In reflecting on the future of cities, we need to remember how often climate change has contributed to the collapse of cities in the past. Anyone who has seen the remains of some of the first civilizations in the Indus Valley, Timbuktu on the margins of the Saharan desert, Chichen Itza and the other Maya cities of Central America, and Angkor Wat in Cambodia, is forcibly reminded of the vulnerability of all cities to both natural and human-induced change.

Such change can be slow or fast. In the past we have assumed that it could be slow; but with the current acceleration of climate change, it could be uncomfortably fast. Even a small rise in sea levels would affect cities worldwide. Variations in rainfall and drought directly affect urban viability. Our present infrastructure, sewage systems, reservoirs, buildings, and public services of all kinds may become unstable. Business, industry, transport, insurance, banking and planning are all vulnerable to change. The same goes for human health, and the supply of goods, in particular food and materials, on which cities depend.

In Britain efforts have already been made to assess some of the possible consequences. We all should have been encouraged by what we heard earlier today from Mr Elliot Morley. We wish him well in his current struggles in the Whitehall jungle. An example of forward thinking over the next 20 years is in the South-East England Climate Change Partnership whose work goes to the roots of social and economic viability at local as well as national level. There is also the Woking experiment, which has led to a reduction of over 60 percent in carbon emissions in one small town since 1992. It is no wonder that the team concerned has been hired by the Greater London Authority to see what can be done on a larger scale in London itself. You will be hearing more about this later from the Deputy Mayor.

In conclusion ...

In conclusion let us look briefly at what has been done and what has not been done. The Kyoto Protocol of 1997 was a brave but modest start to the process of reducing carbon emissions in line with the Framework Convention on Climate Change of 1992. Some progress has been made somewhere, but so far there has been much more rhetoric than action, including from governments which have ratified and now apply the Kyoto Protocol. The Gleneagles Declaration to which even President Bush subscribed, said:

"While uncertainties remain in our understanding of climate science, we know enough now to put ourselves on a path to slow and, as the science justifies, stop and then reverse the growth of greenhouse gases."

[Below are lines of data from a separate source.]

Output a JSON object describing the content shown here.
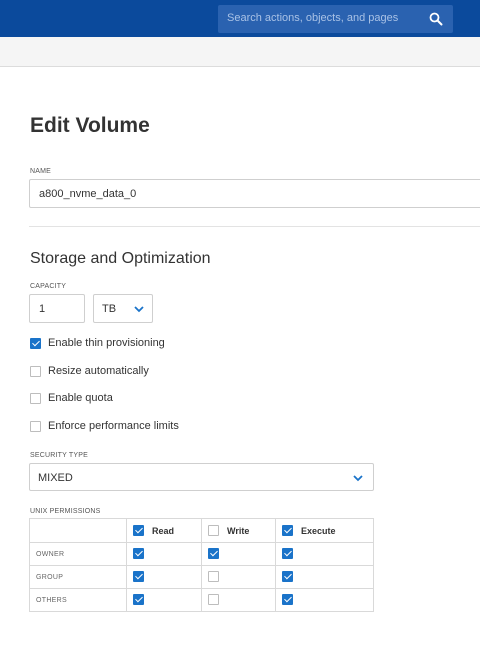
{
  "header": {
    "search_placeholder": "Search actions, objects, and pages"
  },
  "page": {
    "title": "Edit Volume"
  },
  "name_field": {
    "label": "NAME",
    "value": "a800_nvme_data_0"
  },
  "storage": {
    "section_title": "Storage and Optimization",
    "capacity_label": "CAPACITY",
    "capacity_value": "1",
    "capacity_unit": "TB",
    "options": [
      {
        "label": "Enable thin provisioning",
        "checked": true
      },
      {
        "label": "Resize automatically",
        "checked": false
      },
      {
        "label": "Enable quota",
        "checked": false
      },
      {
        "label": "Enforce performance limits",
        "checked": false
      }
    ]
  },
  "security": {
    "label": "SECURITY TYPE",
    "value": "MIXED"
  },
  "unix_permissions": {
    "label": "UNIX PERMISSIONS",
    "columns": [
      {
        "label": "Read",
        "checked": true
      },
      {
        "label": "Write",
        "checked": false
      },
      {
        "label": "Execute",
        "checked": true
      }
    ],
    "rows": [
      {
        "label": "OWNER",
        "read": true,
        "write": true,
        "execute": true
      },
      {
        "label": "GROUP",
        "read": true,
        "write": false,
        "execute": true
      },
      {
        "label": "OTHERS",
        "read": true,
        "write": false,
        "execute": true
      }
    ]
  },
  "colors": {
    "header_bg": "#0b4a9c",
    "accent": "#1a73c9"
  },
  "icons": {
    "search": "search-icon",
    "dropdown": "chevron-down-icon"
  }
}
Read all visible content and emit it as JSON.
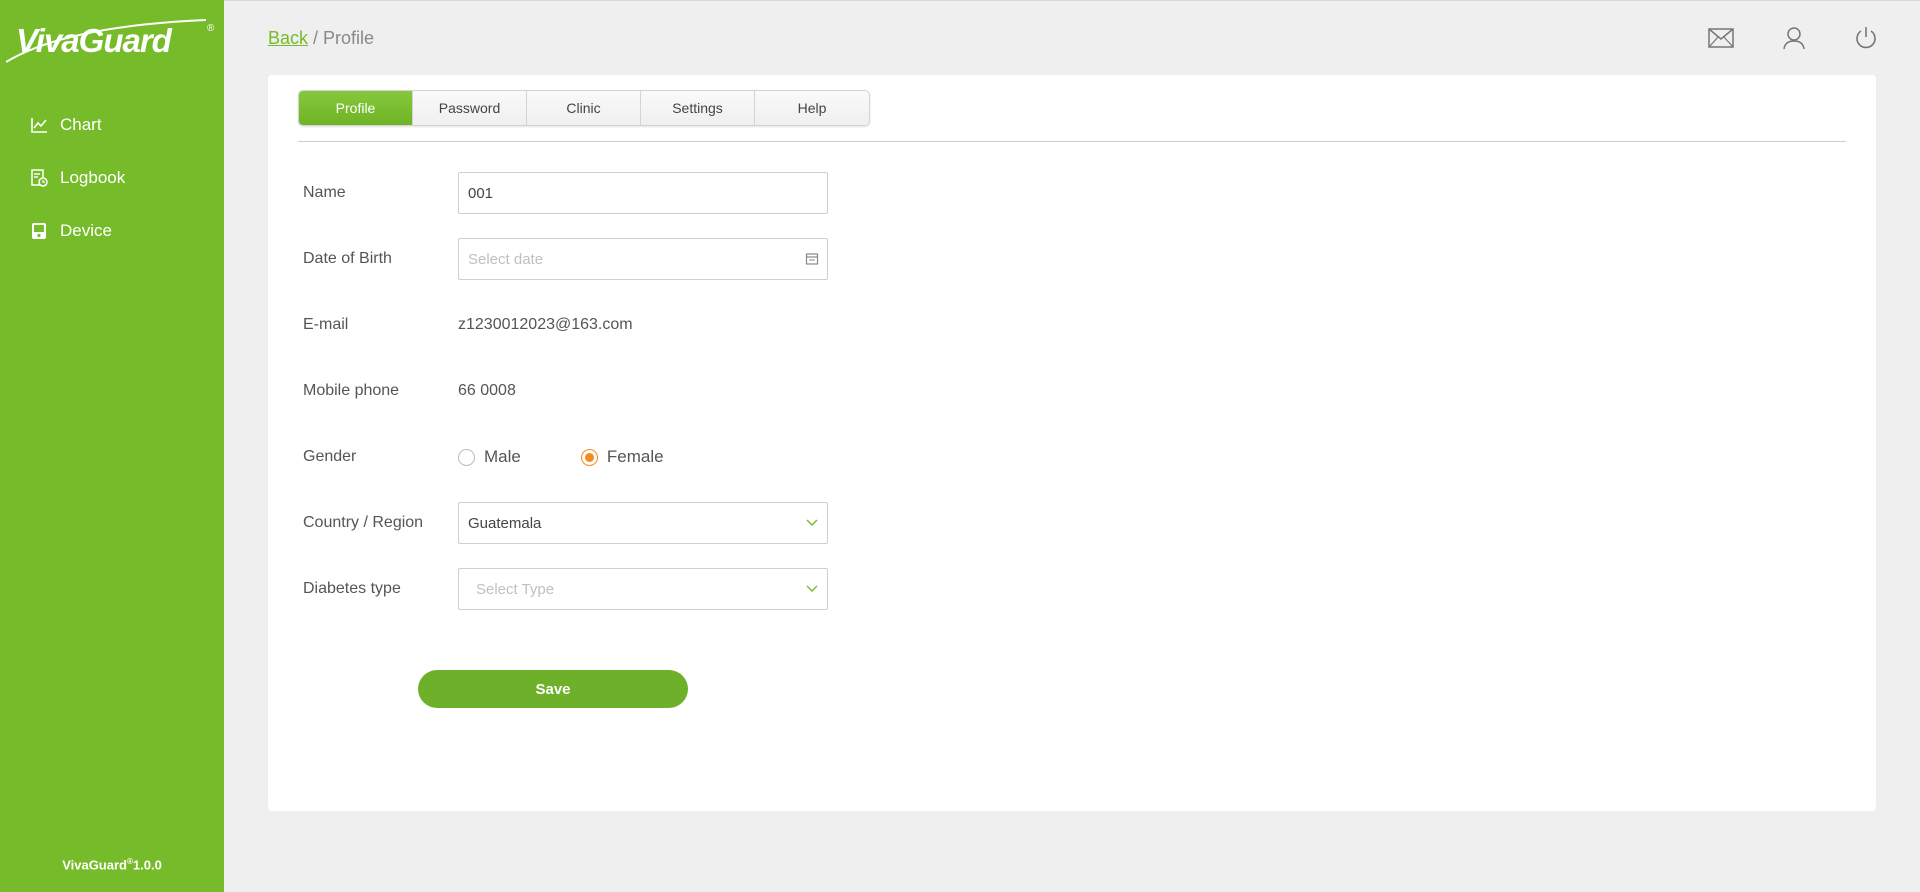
{
  "brand": {
    "logo_text": "VivaGuard",
    "logo_reg": "®",
    "version_name": "VivaGuard",
    "version_reg": "®",
    "version_number": "1.0.0",
    "color": "#76bc2a"
  },
  "sidebar": {
    "items": [
      {
        "label": "Chart",
        "icon": "chart-icon"
      },
      {
        "label": "Logbook",
        "icon": "logbook-icon"
      },
      {
        "label": "Device",
        "icon": "device-icon"
      }
    ]
  },
  "header": {
    "back_label": "Back",
    "separator": " / ",
    "current": "Profile",
    "icons": [
      "mail-icon",
      "user-icon",
      "power-icon"
    ]
  },
  "tabs": [
    {
      "label": "Profile",
      "active": true
    },
    {
      "label": "Password",
      "active": false
    },
    {
      "label": "Clinic",
      "active": false
    },
    {
      "label": "Settings",
      "active": false
    },
    {
      "label": "Help",
      "active": false
    }
  ],
  "form": {
    "name": {
      "label": "Name",
      "value": "001"
    },
    "dob": {
      "label": "Date of Birth",
      "placeholder": "Select date"
    },
    "email": {
      "label": "E-mail",
      "value": "z1230012023@163.com"
    },
    "mobile": {
      "label": "Mobile phone",
      "value": "66 0008"
    },
    "gender": {
      "label": "Gender",
      "options": [
        "Male",
        "Female"
      ],
      "selected": "Female"
    },
    "country": {
      "label": "Country / Region",
      "value": "Guatemala"
    },
    "diabetes": {
      "label": "Diabetes type",
      "placeholder": "Select Type"
    },
    "save_label": "Save"
  },
  "colors": {
    "accent": "#76bc2a",
    "radio_selected": "#f58a1f"
  }
}
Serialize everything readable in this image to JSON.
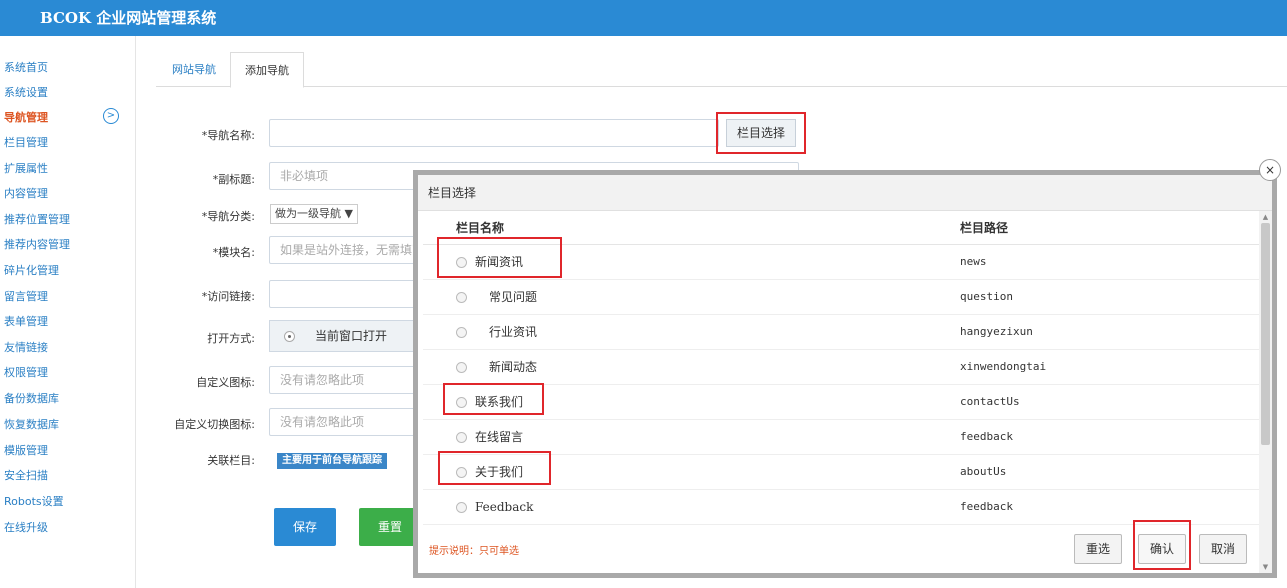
{
  "app": {
    "title": "BCOK 企业网站管理系统"
  },
  "sidebar": {
    "items": [
      {
        "label": "系统首页"
      },
      {
        "label": "系统设置"
      },
      {
        "label": "导航管理"
      },
      {
        "label": "栏目管理"
      },
      {
        "label": "扩展属性"
      },
      {
        "label": "内容管理"
      },
      {
        "label": "推荐位置管理"
      },
      {
        "label": "推荐内容管理"
      },
      {
        "label": "碎片化管理"
      },
      {
        "label": "留言管理"
      },
      {
        "label": "表单管理"
      },
      {
        "label": "友情链接"
      },
      {
        "label": "权限管理"
      },
      {
        "label": "备份数据库"
      },
      {
        "label": "恢复数据库"
      },
      {
        "label": "模版管理"
      },
      {
        "label": "安全扫描"
      },
      {
        "label": "Robots设置"
      },
      {
        "label": "在线升级"
      }
    ],
    "arrow_icon": "chevron-right-circle-icon"
  },
  "tabs": [
    {
      "label": "网站导航"
    },
    {
      "label": "添加导航"
    }
  ],
  "form": {
    "nav_name_label": "*导航名称:",
    "select_column_button": "栏目选择",
    "subtitle_label": "*副标题:",
    "subtitle_placeholder": "非必填项",
    "category_label": "*导航分类:",
    "category_value": "做为一级导航 ▼",
    "module_label": "*模块名:",
    "module_placeholder": "如果是站外连接，无需填写",
    "link_label": "*访问链接:",
    "open_label": "打开方式:",
    "open_value": "当前窗口打开",
    "icon_label": "自定义图标:",
    "icon_placeholder": "没有请忽略此项",
    "switch_icon_label": "自定义切换图标:",
    "switch_icon_placeholder": "没有请忽略此项",
    "related_label": "关联栏目:",
    "related_badge": "主要用于前台导航跟踪",
    "save_button": "保存",
    "reset_button": "重置"
  },
  "modal": {
    "title": "栏目选择",
    "col_name": "栏目名称",
    "col_path": "栏目路径",
    "rows": [
      {
        "name": "新闻资讯",
        "path": "news"
      },
      {
        "name": "常见问题",
        "path": "question"
      },
      {
        "name": "行业资讯",
        "path": "hangyezixun"
      },
      {
        "name": "新闻动态",
        "path": "xinwendongtai"
      },
      {
        "name": "联系我们",
        "path": "contactUs"
      },
      {
        "name": "在线留言",
        "path": "feedback"
      },
      {
        "name": "关于我们",
        "path": "aboutUs"
      },
      {
        "name": "Feedback",
        "path": "feedback"
      }
    ],
    "hint": "提示说明：只可单选",
    "reselect_button": "重选",
    "confirm_button": "确认",
    "cancel_button": "取消",
    "close_glyph": "×"
  },
  "colors": {
    "topbar": "#2a8ad4",
    "highlight": "#e0262b",
    "save": "#2a8ad4",
    "reset": "#3cae49"
  }
}
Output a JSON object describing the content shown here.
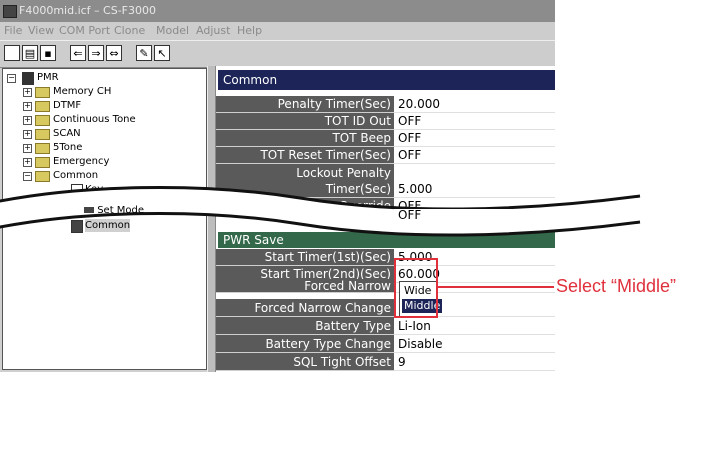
{
  "window": {
    "title": "F4000mid.icf – CS-F3000"
  },
  "menu": [
    "File",
    "View",
    "COM Port",
    "Clone",
    "Model",
    "Adjust",
    "Help"
  ],
  "tree": {
    "root": "PMR",
    "items": [
      "Memory CH",
      "DTMF",
      "Continuous Tone",
      "SCAN",
      "5Tone",
      "Emergency",
      "Common"
    ],
    "common_children": [
      "Key",
      "Set Mode",
      "Common"
    ]
  },
  "panel": {
    "common_header": "Common",
    "rows_top": [
      {
        "label": "Penalty Timer(Sec)",
        "value": "20.000"
      },
      {
        "label": "TOT ID Out",
        "value": "OFF"
      },
      {
        "label": "TOT Beep",
        "value": "OFF"
      },
      {
        "label": "TOT Reset Timer(Sec)",
        "value": "OFF"
      },
      {
        "label": "Lockout Penalty\nTimer(Sec)",
        "value": "5.000"
      },
      {
        "label": "Lockout Override",
        "value": "OFF"
      }
    ],
    "pwr_header": "PWR Save",
    "rows_bottom": [
      {
        "label": "Start Timer(1st)(Sec)",
        "value": "5.000"
      },
      {
        "label": "Start Timer(2nd)(Sec)",
        "value": "60.000"
      },
      {
        "label": "Forced Narrow",
        "value": ""
      },
      {
        "label": "Forced Narrow Change",
        "value": ""
      },
      {
        "label": "Battery Type",
        "value": "Li-Ion"
      },
      {
        "label": "Battery Type Change",
        "value": "Disable"
      },
      {
        "label": "SQL Tight Offset",
        "value": "9"
      }
    ],
    "dropdown_options": [
      "Wide",
      "Middle"
    ],
    "dropdown_selected": "Middle"
  },
  "annotation": {
    "text": "Select “Middle”",
    "color": "#e0303c"
  },
  "colors": {
    "header_common": "#1c2458",
    "header_pwr": "#33684a",
    "label_bg": "#5a5a5a"
  }
}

As has been well brought out in the last few days, the British Government has scarcely distinguished itself by its practical actions. The use of fiscal instruments in the last budget was disappointing; even if the Kyoto obligation will be met, other targets will be missed (indeed if aviation and shipping are included, total emissions will have actually have risen between 1990 and 2005); squabbling between government departments has continued (the DTI, DEFRA, the Treasury, the Office of the Deputy Prime Minister, and No. 10 itself), and there is continued bleating about finding technological solutions (for example in developing biofuels which create problems of their own).

The problem is not only about how to educate the public: it is about how to get governments to recognize their responsibilities, as business and industry are already recognizing theirs, and to take the necessary actions.

There are two fundamental requirements as clear in urban management as in everything else: first is the need for new energy policies which must include an early and major shift from dependence on fossil fuels. We are never going to run short of energy. The source of all energy is the sun whose radiance is the reason for this conference. We look forward keenly to the results of the Government's current Energy Review.

The second is the need for us to assess true costs and measure human welfare, including that of future generations, outside the current constraints of conventional economics. If ever you hear an economist, or more likely a politician, talk about growth, just ask what he or she means in terms of human wellbeing. This conference is an opportunity for discussion about how these requirements can be met.